Chaque maréchal-ferrant avait des recettes, des secrets bien à lui, qui servaient à traiter les animaux et souvent même les hommes. Ils étaient réputés guérir des ganglions, des convulsions, des brûlures.

La vie des ancêtres était reliée au cheval, que ce soit par le travail de ferme ou comme moyen de transport. Les comptines nous démontrent la place occupée par le ferrage, la forge et le maréchal-ferrant. En voici une, que mon père chantait:

Ferre maréchal

Les quatre pieds de mon cheval

Ferre-les bien

Ferre-les mal

C’est pour aller demain

À Montréal.

Le fer à cheval a aussi une autre importance: il est le symbole de la chance. Qui ne se rappelle pas avoir vu un fer à cheval au-dessus de la porte d’entrée de nos vieilles maisons?

La manière de ferrer des chevaux a peu évolué, même si quelques essais, tels que le collage et fers en plastique, ont été tentés. Cependant, le lieu de travail a changé. La très grande partie des maréchaux ne ferrent plus les chevaux dans leur boutique. Ils se rendent, sur rendez-vous, chez leurs clients en camionnette garnie de leurs outils. Leur nombre diminue. Ils s’en trouvent peu dans la région. L’attente du client est d’environ une semaine.
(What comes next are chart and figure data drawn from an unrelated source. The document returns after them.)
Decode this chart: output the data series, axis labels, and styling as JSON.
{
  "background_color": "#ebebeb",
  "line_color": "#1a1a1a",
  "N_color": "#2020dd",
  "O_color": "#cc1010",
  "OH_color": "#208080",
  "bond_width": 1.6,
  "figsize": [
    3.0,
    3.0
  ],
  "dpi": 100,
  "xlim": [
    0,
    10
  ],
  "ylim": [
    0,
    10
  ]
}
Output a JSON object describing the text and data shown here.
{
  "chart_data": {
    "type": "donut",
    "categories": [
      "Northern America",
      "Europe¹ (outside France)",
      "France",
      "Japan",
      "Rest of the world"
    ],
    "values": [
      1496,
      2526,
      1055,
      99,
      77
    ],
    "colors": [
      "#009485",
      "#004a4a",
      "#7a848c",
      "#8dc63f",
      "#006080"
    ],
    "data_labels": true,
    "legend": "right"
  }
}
C’est un métier qui se perd, vu le remplacement des chevaux par l’arrivée de l’équipement mécanisé des fermes et des automobiles. Il reste malgré cela que le cheval participe aux loisirs des humains ce qui a pour effet de perpétuer cet ancien métier, celui de maréchal-ferrant.

Bibliographie:

(1) Dupont, Jean-Claude, L’artisan forgeron, Presses de l’Université Laval, coll. Formart 1979.

(2) Bataille, Laetitia, Des fers au feu, dans 30 millions d’amis/la vie des bêtes, no 42, déc. 1981.
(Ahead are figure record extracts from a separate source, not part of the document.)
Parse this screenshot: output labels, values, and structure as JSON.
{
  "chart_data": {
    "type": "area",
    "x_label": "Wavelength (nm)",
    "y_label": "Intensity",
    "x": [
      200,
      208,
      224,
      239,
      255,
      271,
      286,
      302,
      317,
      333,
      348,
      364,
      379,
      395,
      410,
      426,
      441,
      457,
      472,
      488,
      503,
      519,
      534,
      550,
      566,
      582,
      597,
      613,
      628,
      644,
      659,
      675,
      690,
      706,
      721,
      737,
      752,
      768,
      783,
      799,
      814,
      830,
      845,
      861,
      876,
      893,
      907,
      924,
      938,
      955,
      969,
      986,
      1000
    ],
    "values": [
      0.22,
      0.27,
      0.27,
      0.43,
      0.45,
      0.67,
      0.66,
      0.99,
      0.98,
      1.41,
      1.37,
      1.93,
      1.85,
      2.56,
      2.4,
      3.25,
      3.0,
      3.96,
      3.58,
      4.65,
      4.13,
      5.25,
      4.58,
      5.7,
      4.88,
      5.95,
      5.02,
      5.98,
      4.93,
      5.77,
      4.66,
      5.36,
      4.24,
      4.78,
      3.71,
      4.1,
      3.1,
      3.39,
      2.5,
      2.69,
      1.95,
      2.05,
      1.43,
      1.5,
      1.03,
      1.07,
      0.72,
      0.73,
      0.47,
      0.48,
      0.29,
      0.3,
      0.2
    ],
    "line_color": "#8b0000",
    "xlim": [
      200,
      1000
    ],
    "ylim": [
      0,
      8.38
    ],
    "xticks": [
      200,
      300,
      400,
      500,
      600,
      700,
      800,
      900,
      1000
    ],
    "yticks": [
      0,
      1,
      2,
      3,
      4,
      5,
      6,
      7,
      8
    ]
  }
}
Henry, Bernard, Des métiers et des hommes, Paris, éd. du Seuil, pp. 13 à 18.

Lux, Claude, Mettez-les aux fers, dans 30 millions d’amis/la vie des bêtes, no 10. décembre 1987.

Fer à cheval, dans Larousse du XXe siècle.

Hébert, André, Un maréchal-ferrant heureux tant qu’il aura des chevaux, dans La Presse, 13 septembre 1976.